Your Wrongful Termination and Union Grievance Arbitration

There is a number of benefits to pursuing both, the arbitration of your union grievance and a wrongful termination lawsuit (if there are grounds to bring such a claim). One of the main such benefits is the fact that losing one does not really affect the other, so in a way you get to have two shots of handling the same problem. This is because the two proceedings are fundamentally different.
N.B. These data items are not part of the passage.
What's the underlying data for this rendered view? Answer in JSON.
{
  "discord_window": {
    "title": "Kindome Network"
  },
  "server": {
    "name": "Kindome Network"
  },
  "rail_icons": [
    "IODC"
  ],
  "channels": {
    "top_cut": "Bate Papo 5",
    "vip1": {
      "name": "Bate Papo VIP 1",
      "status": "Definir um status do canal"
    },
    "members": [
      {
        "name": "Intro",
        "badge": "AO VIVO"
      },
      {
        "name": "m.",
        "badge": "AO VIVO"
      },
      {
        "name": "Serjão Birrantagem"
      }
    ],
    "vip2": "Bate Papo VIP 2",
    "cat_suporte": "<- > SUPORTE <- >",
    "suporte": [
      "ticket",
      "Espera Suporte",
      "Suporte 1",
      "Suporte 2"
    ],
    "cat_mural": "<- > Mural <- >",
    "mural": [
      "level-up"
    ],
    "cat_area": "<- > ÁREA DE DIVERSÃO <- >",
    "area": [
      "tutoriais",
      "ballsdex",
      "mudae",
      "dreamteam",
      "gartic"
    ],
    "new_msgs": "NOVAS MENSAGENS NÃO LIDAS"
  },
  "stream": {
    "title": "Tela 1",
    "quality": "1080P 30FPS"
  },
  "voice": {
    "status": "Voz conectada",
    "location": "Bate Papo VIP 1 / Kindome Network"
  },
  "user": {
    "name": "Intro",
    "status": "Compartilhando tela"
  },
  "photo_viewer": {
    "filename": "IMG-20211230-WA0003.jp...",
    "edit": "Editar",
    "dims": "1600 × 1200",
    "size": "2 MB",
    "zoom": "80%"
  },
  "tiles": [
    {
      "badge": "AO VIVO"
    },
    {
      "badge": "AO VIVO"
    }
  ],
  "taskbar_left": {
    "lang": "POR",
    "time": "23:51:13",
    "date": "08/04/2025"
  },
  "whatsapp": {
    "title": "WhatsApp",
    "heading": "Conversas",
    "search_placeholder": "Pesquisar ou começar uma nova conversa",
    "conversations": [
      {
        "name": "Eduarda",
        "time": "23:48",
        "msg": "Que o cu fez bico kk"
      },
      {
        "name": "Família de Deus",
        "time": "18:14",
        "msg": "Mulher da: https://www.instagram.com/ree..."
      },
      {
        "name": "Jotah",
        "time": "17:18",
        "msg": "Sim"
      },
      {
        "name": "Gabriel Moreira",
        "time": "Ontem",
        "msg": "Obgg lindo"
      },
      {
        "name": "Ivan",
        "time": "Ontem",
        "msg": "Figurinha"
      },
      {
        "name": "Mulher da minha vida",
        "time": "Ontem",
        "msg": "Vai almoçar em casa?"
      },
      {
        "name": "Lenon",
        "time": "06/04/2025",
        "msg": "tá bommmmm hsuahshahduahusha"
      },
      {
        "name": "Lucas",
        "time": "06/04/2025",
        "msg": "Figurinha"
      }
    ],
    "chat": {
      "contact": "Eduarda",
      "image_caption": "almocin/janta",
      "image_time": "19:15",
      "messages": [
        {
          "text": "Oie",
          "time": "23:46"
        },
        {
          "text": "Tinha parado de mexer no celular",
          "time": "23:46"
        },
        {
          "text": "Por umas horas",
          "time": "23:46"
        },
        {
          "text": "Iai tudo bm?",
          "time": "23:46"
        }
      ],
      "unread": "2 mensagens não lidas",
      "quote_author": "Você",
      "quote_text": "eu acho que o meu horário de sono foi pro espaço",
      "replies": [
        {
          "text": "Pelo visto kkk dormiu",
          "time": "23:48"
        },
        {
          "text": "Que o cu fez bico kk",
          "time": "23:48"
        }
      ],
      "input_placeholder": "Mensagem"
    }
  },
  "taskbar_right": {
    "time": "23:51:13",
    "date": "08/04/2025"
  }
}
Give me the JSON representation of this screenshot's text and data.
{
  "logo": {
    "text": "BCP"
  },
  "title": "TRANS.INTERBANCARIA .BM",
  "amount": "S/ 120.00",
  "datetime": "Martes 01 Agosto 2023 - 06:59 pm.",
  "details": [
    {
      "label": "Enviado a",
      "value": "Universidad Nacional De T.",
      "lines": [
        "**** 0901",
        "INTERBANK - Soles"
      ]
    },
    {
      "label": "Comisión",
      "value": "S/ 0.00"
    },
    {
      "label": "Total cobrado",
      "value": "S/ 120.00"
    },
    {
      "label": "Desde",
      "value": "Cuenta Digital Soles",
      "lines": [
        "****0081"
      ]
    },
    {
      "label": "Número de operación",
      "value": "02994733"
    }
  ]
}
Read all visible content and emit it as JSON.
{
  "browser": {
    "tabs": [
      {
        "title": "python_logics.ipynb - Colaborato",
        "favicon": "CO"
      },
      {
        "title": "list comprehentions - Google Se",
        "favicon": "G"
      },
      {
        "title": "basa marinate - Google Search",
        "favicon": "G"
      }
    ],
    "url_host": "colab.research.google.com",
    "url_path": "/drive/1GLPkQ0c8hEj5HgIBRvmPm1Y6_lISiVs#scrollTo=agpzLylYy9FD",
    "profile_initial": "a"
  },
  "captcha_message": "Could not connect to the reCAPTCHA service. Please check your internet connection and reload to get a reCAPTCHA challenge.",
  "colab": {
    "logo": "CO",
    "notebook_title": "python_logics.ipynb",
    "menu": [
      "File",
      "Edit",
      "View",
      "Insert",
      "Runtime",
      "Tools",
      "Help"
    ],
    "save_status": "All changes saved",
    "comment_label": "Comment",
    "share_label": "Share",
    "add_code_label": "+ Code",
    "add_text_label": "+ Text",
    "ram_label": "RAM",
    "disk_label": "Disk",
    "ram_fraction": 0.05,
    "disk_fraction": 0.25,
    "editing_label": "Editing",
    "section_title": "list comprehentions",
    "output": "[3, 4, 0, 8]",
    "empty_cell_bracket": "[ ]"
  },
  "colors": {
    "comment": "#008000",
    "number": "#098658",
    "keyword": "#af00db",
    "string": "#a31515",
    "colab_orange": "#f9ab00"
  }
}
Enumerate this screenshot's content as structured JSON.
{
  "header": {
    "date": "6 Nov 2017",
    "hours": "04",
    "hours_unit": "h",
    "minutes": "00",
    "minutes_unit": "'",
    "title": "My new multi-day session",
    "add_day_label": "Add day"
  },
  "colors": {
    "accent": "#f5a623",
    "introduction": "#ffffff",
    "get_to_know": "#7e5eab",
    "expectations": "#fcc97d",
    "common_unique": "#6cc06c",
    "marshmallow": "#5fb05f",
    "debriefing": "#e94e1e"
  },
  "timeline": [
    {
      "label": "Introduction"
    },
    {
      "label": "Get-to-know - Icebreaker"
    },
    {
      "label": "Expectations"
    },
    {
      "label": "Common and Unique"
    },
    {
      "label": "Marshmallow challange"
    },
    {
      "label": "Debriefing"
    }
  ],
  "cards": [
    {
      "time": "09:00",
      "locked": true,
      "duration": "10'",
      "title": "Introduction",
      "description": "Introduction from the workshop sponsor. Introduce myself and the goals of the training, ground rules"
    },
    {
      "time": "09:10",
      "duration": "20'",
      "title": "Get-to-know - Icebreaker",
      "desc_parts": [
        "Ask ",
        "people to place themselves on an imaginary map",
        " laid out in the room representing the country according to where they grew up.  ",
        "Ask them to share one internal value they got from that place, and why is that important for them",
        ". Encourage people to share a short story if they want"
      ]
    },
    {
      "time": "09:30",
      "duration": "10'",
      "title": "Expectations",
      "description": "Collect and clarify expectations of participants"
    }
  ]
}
First, a union arbitration takes place before an arbitrator and outside of court, while a wrongful termination lawsuit is pursued in court (State or Federal). More importantly, the standard of proof in both proceedings is very different. Generally, at a union grievance arbitration, the issue will be whether there was just cause for a discipline imposed against the aggrieved employee, and whether the discipline imposed was proportional to the alleged violation. In court, however, whether there was just cause for employee’s termination has no legal relevance, because a wrongful termination plaintiff needs to present evidence of discrimination or retaliation – to prove that he/she was either (1) treated differented due to being a member of protected class (i.e. age, religion, disability, familial status, gender, sexual orientation) or (2) suffered an adverse employment action due to engaging in a protected activity (i.e. complaining about unlawful discrimination or harassment, complaining about safety violations, engaging in political activities, reporting embezzlement of public funds, etc…)

Thus, if an employee loses at arbitration and fails to prove that there wasn’t just cause of discipline imposed, he can still be able to prove in court that the true reason for the discipline was discrimination or retaliation. Or, if an employee loses his case in court and fails to prove discrimination or retaliation, he still has an opportunity to prove that there was no just cause for discipline or tetermination.